- Siege of Campar (1543): Part of Malay-Portuguese conflicts
| Date | 1543 |
| Location | Campar, Malaysia |
| Result | Portuguese victory |

Belligerents
- Kingdom of Portugal Kingdom of Campar: Sultanate of Bintang Sultanate of Lingga

Commanders and leaders
- Jorge Botelho Abdela of Campar: Mahmud King of Bintang King of Lingga

Strength
- 8 Portuguese vessels Few native praus: 2,500 men 70 ships

Casualties and losses
- Unknown: King of Lingga's galley captured

= Siege of Campar =

The siege of Campar was a 1543 military conflict between the Kingdom of Portugal and the combined forces of Mahmud and the sultanates of Bintang and Lingga.

==Background==
Mahmud, the father-in-law of the King of Campar, sought to reclaim his lost sovereignty, so he allied with other regional powers, the Kingdom of Bintang and the Kingdom of Lingga. Mahmud organized a formidable fleet, planning a siege on Campar, which was under the protection of the Portuguese. Abdela, the King of Campar, found himself in a dangerous position. Unable to endure the tyranny of Mahmud, he sought refuge with the Portuguese in Malacca. The situation escalated as the combined forces of Mahmud, Bintang, and Lingga prepared for an assault on Campar.

==Siege==
In 1543, Mahmud, along with the King of Bintang and the King of Lingga, assembled a fleet of 70 ships and 2,500 men. The Portuguese, led by Jorge Botelho, prepared to defend the town. Botelho commanded the small force of eight ships and some of the native praus.
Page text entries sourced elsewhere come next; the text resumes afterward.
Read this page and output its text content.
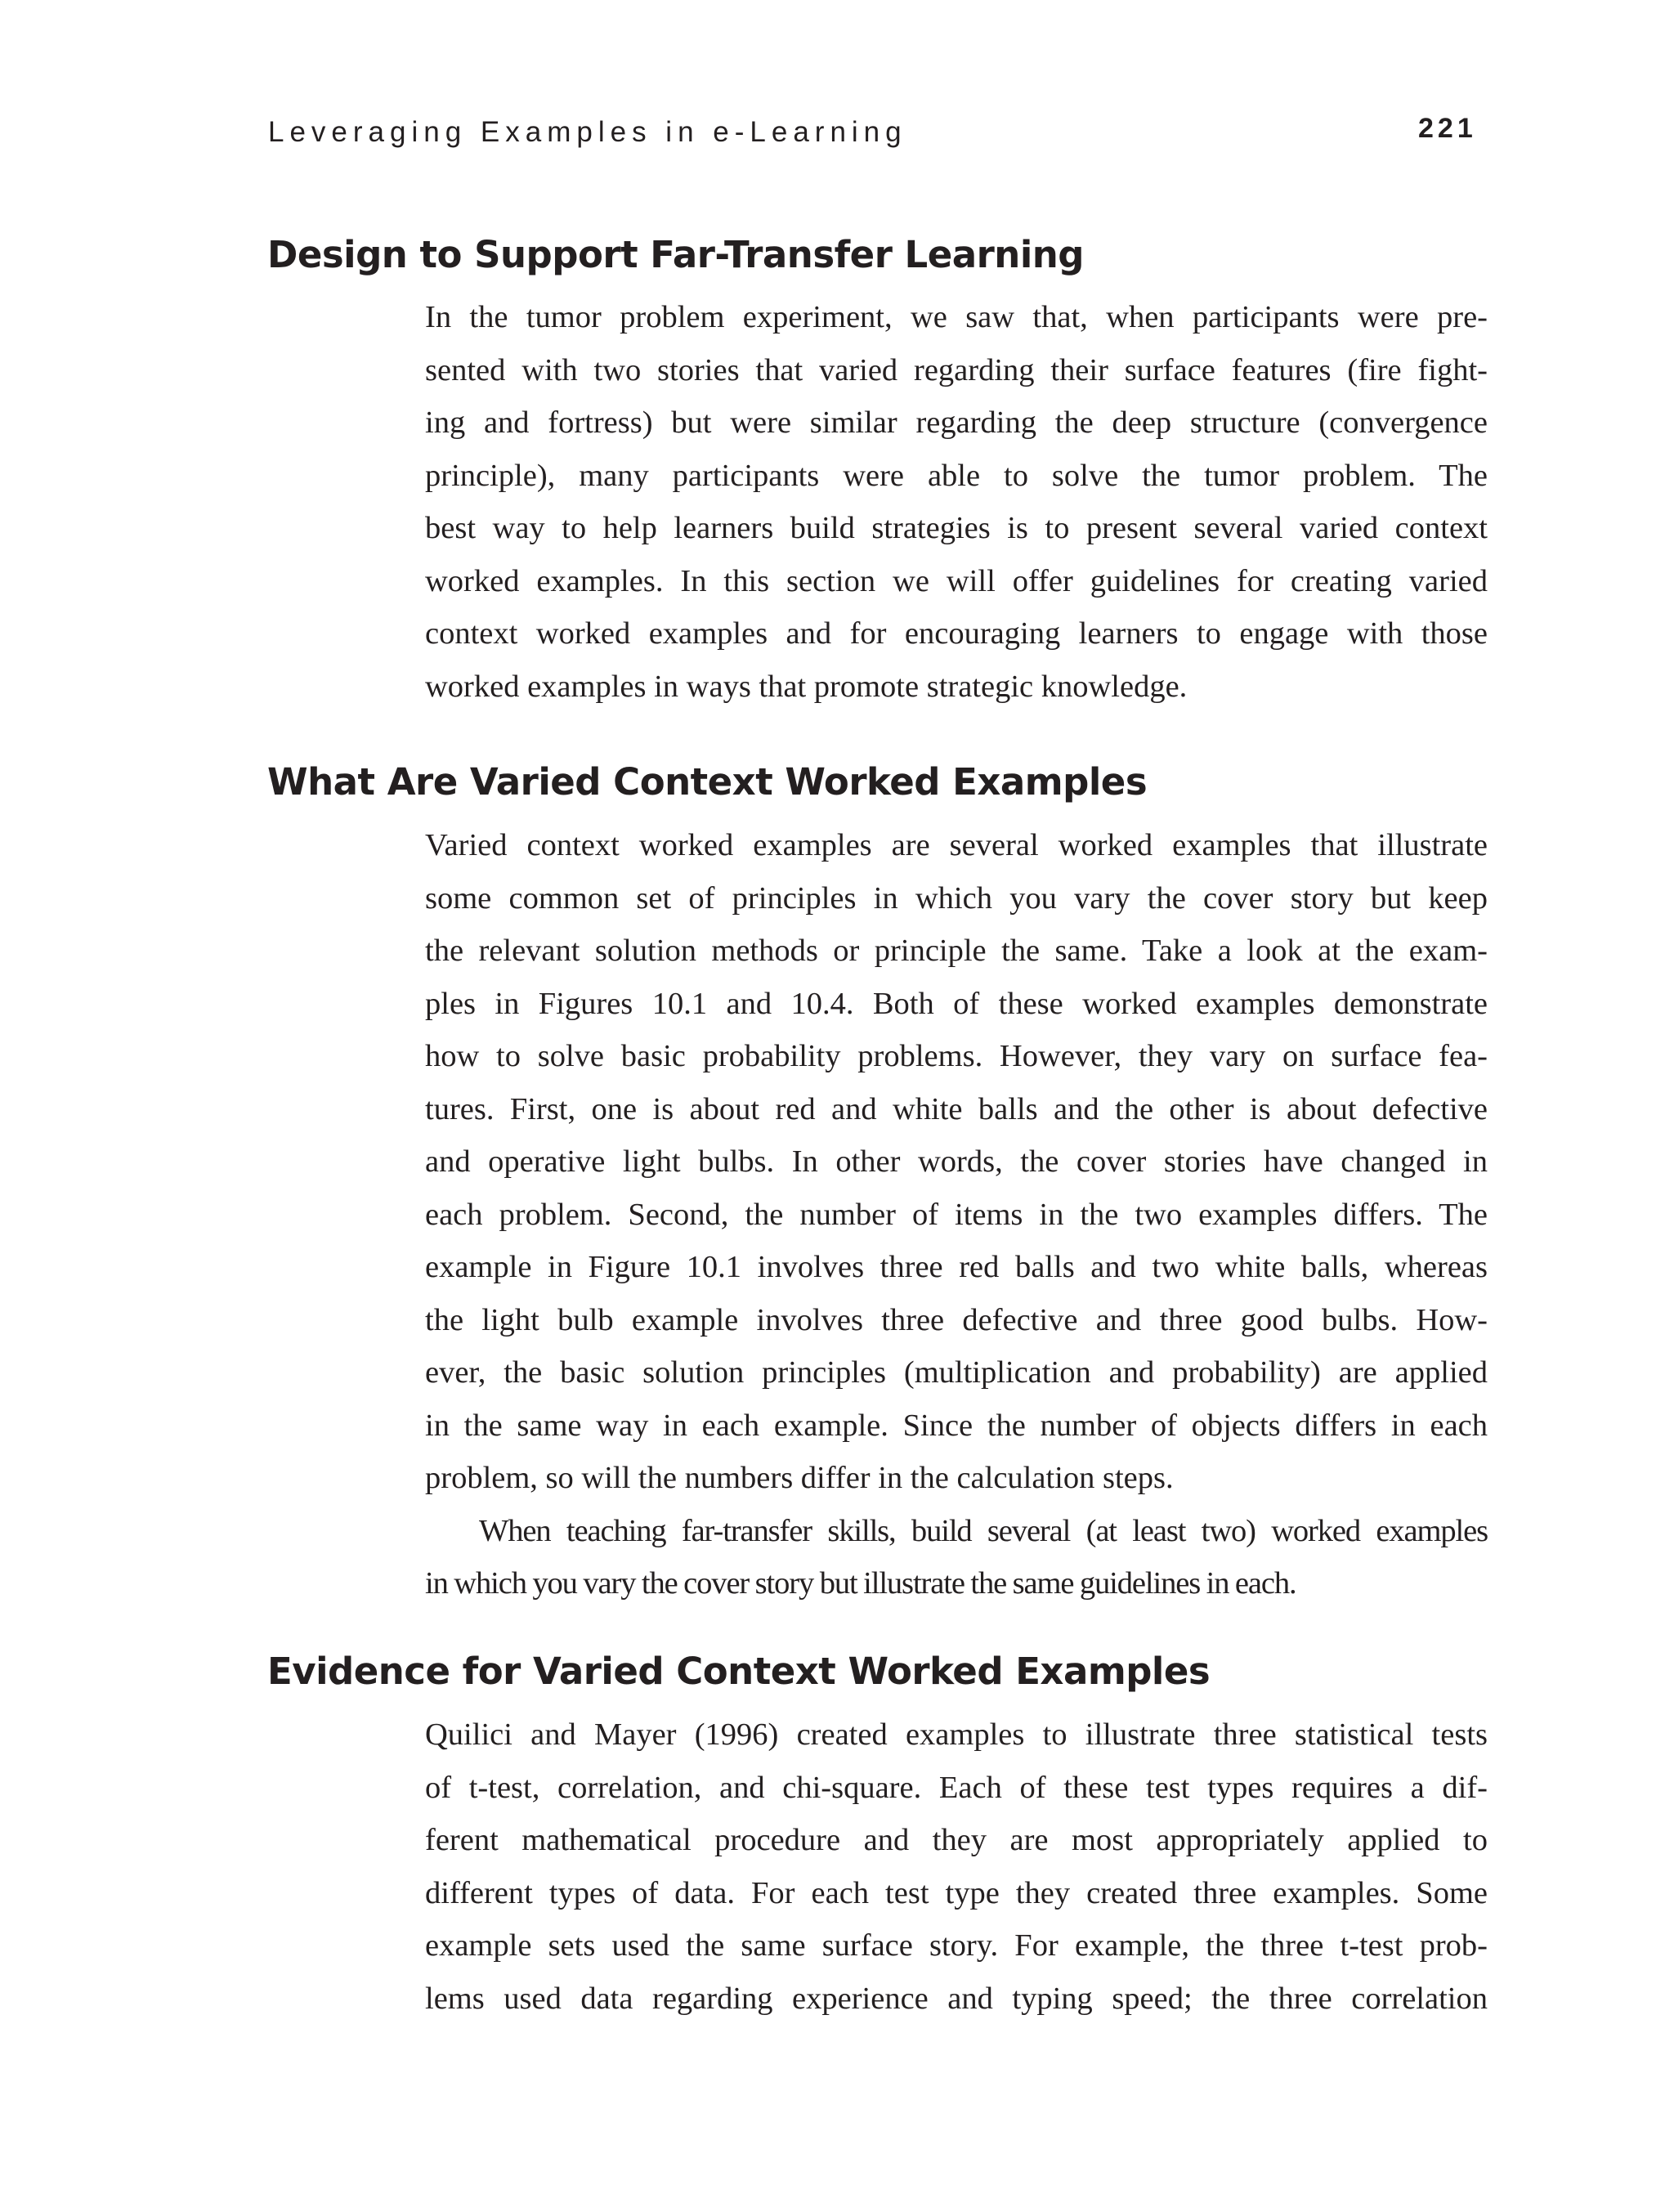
Leveraging Examples in e-Learning	221
Design to Support Far-Transfer Learning
In the tumor problem experiment, we saw that, when participants were pre-
sented with two stories that varied regarding their surface features (fire fight-
ing and fortress) but were similar regarding the deep structure (convergence
principle), many participants were able to solve the tumor problem. The
best way to help learners build strategies is to present several varied context
worked examples. In this section we will offer guidelines for creating varied
context worked examples and for encouraging learners to engage with those
worked examples in ways that promote strategic knowledge.
What Are Varied Context Worked Examples
Varied context worked examples are several worked examples that illustrate
some common set of principles in which you vary the cover story but keep
the relevant solution methods or principle the same. Take a look at the exam-
ples in Figures 10.1 and 10.4. Both of these worked examples demonstrate
how to solve basic probability problems. However, they vary on surface fea-
tures. First, one is about red and white balls and the other is about defective
and operative light bulbs. In other words, the cover stories have changed in
each problem. Second, the number of items in the two examples differs. The
example in Figure 10.1 involves three red balls and two white balls, whereas
the light bulb example involves three defective and three good bulbs. How-
ever, the basic solution principles (multiplication and probability) are applied
in the same way in each example. Since the number of objects differs in each
problem, so will the numbers differ in the calculation steps.
When teaching far-transfer skills, build several (at least two) worked examples
in which you vary the cover story but illustrate the same guidelines in each.
Evidence for Varied Context Worked Examples
Quilici and Mayer (1996) created examples to illustrate three statistical tests
of t-test, correlation, and chi-square. Each of these test types requires a dif-
ferent mathematical procedure and they are most appropriately applied to
different types of data. For each test type they created three examples. Some
example sets used the same surface story. For example, the three t-test prob-
lems used data regarding experience and typing speed; the three correlation
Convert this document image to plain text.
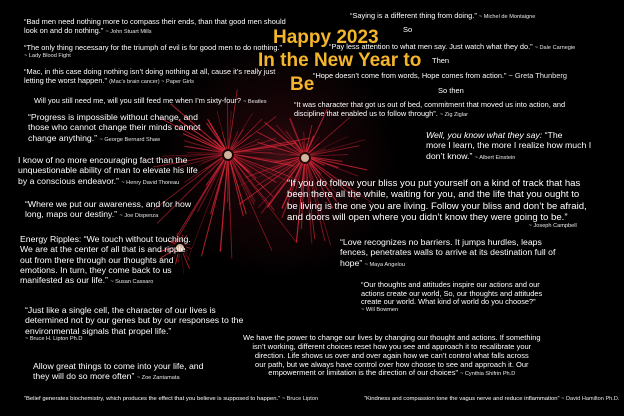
Happy 2023
In the New Year to
Be
So
Then
So then
“Bad men need nothing more to compass their ends, than that good men should
look on and do nothing.” ~ John Stuart Mills
“The only thing necessary for the triumph of evil is for good men to do nothing.”
~ Lady Blood Fight
“Mac, in this case doing nothing isn’t doing nothing at all, cause it’s really just
letting the worst happen.” (Mac’s brain cancer) ~ Paper Girls
Will you still need me, will you still feed me when I’m sixty-four? ~ Beatles
“Progress is impossible without change, and
those who cannot change their minds cannot
change anything.” ~ George Bernard Shaw
I know of no more encouraging fact than the
unquestionable ability of man to elevate his life
by a conscious endeavor.” ~ Henry David Thoreau
“Where we put our awareness, and for how
long, maps our destiny.” ~ Joe Dispenza
Energy Ripples: “We touch without touching.
We are at the center of all that is and ripple
out from there through our thoughts and
emotions. In turn, they come back to us
manifested as our life.” ~ Susan Cassaro
“Just like a single cell, the character of our lives is
determined not by our genes but by our responses to the
environmental signals that propel life.”
~ Bruce H. Lipton Ph.D
Allow great things to come into your life, and
they will do so more often” ~ Zoe Zantamata
“Saying is a different thing from doing.” ~ Michel de Montaigne
“Pay less attention to what men say. Just watch what they do.” ~ Dale Carnegie
“Hope doesn’t come from words, Hope comes from action.” ~ Greta Thunberg
“It was character that got us out of bed, commitment that moved us into action, and
discipline that enabled us to follow through”. ~ Zig Ziglar
Well, you know what they say: “The
more I learn, the more I realize how much I
don’t know.” ~ Albert Einstein
“If you do follow your bliss you put yourself on a kind of track that has
been there all the while, waiting for you, and the life that you ought to
be living is the one you are living. Follow your bliss and don’t be afraid,
and doors will open where you didn’t know they were going to be.”
~ Joseph Campbell
“Love recognizes no barriers. It jumps hurdles, leaps
fences, penetrates walls to arrive at its destination full of
hope” ~ Maya Angelou
“Our thoughts and attitudes inspire our actions and our
actions create our world, So, our thoughts and attitudes
create our world. What kind of world do you choose?”
~ Will Bowmen
We have the power to change our lives by changing our thought and actions. If something
isn’t working, different choices reset how you see and approach it to recalibrate your
direction. Life shows us over and over again how we can’t control what falls across
our path, but we always have control over how choose to see and approach it. Our
empowerment or limitation is the direction of our choices” ~ Cynthia Shifrin Ph.D
“Belief generates biochemistry, which produces the effect that you believe is supposed to happen.” ~ Bruce Lipton	“Kindness and compassion tone the vagus nerve and reduce inflammation” ~ David Hamilton Ph.D.
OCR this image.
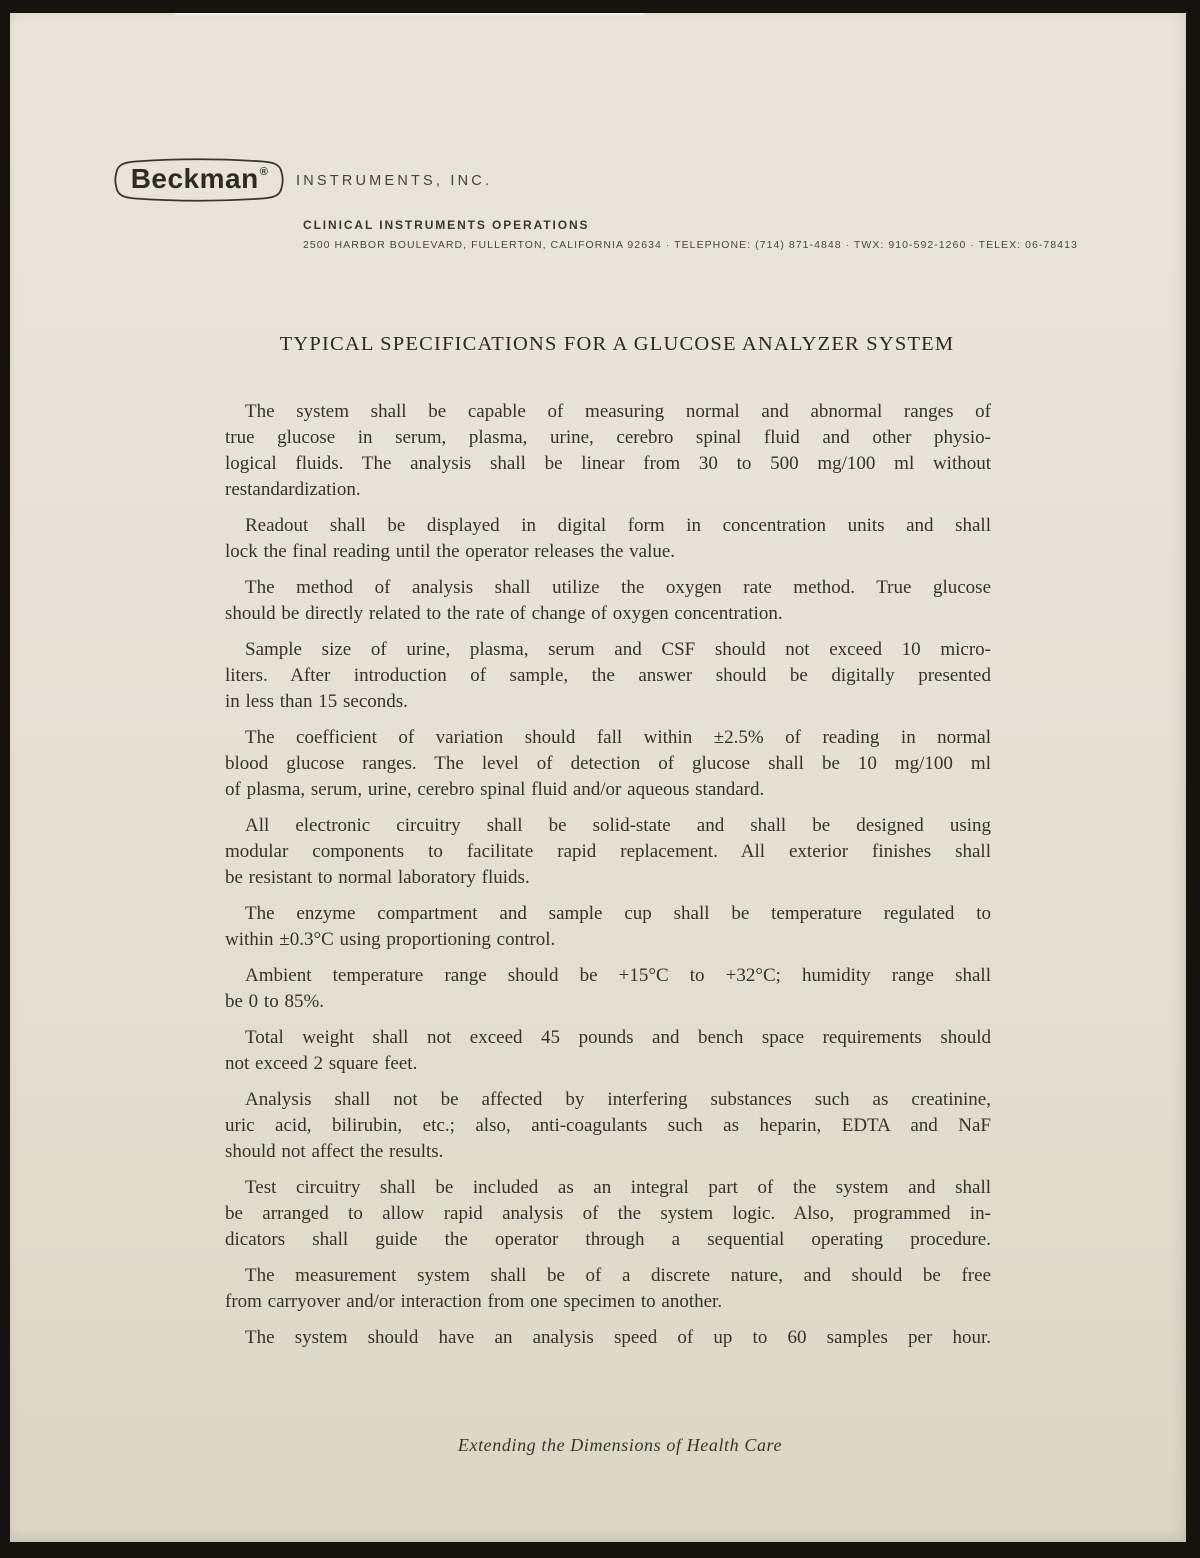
Beckman®
INSTRUMENTS, INC.
CLINICAL INSTRUMENTS OPERATIONS
2500 HARBOR BOULEVARD, FULLERTON, CALIFORNIA 92634 · TELEPHONE: (714) 871-4848 · TWX: 910-592-1260 · TELEX: 06-78413
TYPICAL SPECIFICATIONS FOR A GLUCOSE ANALYZER SYSTEM
The system shall be capable of measuring normal and abnormal ranges of
true glucose in serum, plasma, urine, cerebro spinal fluid and other physio-
logical fluids. The analysis shall be linear from 30 to 500 mg/100 ml without
restandardization.
Readout shall be displayed in digital form in concentration units and shall
lock the final reading until the operator releases the value.
The method of analysis shall utilize the oxygen rate method. True glucose
should be directly related to the rate of change of oxygen concentration.
Sample size of urine, plasma, serum and CSF should not exceed 10 micro-
liters. After introduction of sample, the answer should be digitally presented
in less than 15 seconds.
The coefficient of variation should fall within ±2.5% of reading in normal
blood glucose ranges. The level of detection of glucose shall be 10 mg/100 ml
of plasma, serum, urine, cerebro spinal fluid and/or aqueous standard.
All electronic circuitry shall be solid-state and shall be designed using
modular components to facilitate rapid replacement. All exterior finishes shall
be resistant to normal laboratory fluids.
The enzyme compartment and sample cup shall be temperature regulated to
within ±0.3°C using proportioning control.
Ambient temperature range should be +15°C to +32°C; humidity range shall
be 0 to 85%.
Total weight shall not exceed 45 pounds and bench space requirements should
not exceed 2 square feet.
Analysis shall not be affected by interfering substances such as creatinine,
uric acid, bilirubin, etc.; also, anti-coagulants such as heparin, EDTA and NaF
should not affect the results.
Test circuitry shall be included as an integral part of the system and shall
be arranged to allow rapid analysis of the system logic. Also, programmed in-
dicators shall guide the operator through a sequential operating procedure.
The measurement system shall be of a discrete nature, and should be free
from carryover and/or interaction from one specimen to another.
The system should have an analysis speed of up to 60 samples per hour.
Extending the Dimensions of Health Care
They made a surprise attack, as the King of Lingga personally led the charge. The Portuguese defenders met the assault, leveraging their knowledge of the terrain and superior naval tactics. In a clash, Botelho and his men succeeded in repelling the attack, damaging the enemy fleet. The King of Lingga's galley was captured, forcing him to leap overboard to escape the onslaught. Despite being outnumbered, the Portuguese successfully defended Campar.

==Aftermath==
With the siege lifted, Botelho escorted Abdela back to Malacca, where he governed with such wisdom and propriety that the city flourished, attracting many who had fled the oppressive rule of Mahmud. However, Mahmud, seeking to undermine this prosperity, spread rumors that Abdela had allied with the Portuguese with his knowledge with the plan to seize Malacca and restore it to him, leading to distrust among the inhabitants. This falsehood reached Jorge de Albuquerque, the commandant, who acted on the misinformation. Abdela was tried, falsely condemned as a traitor, and executed publicly.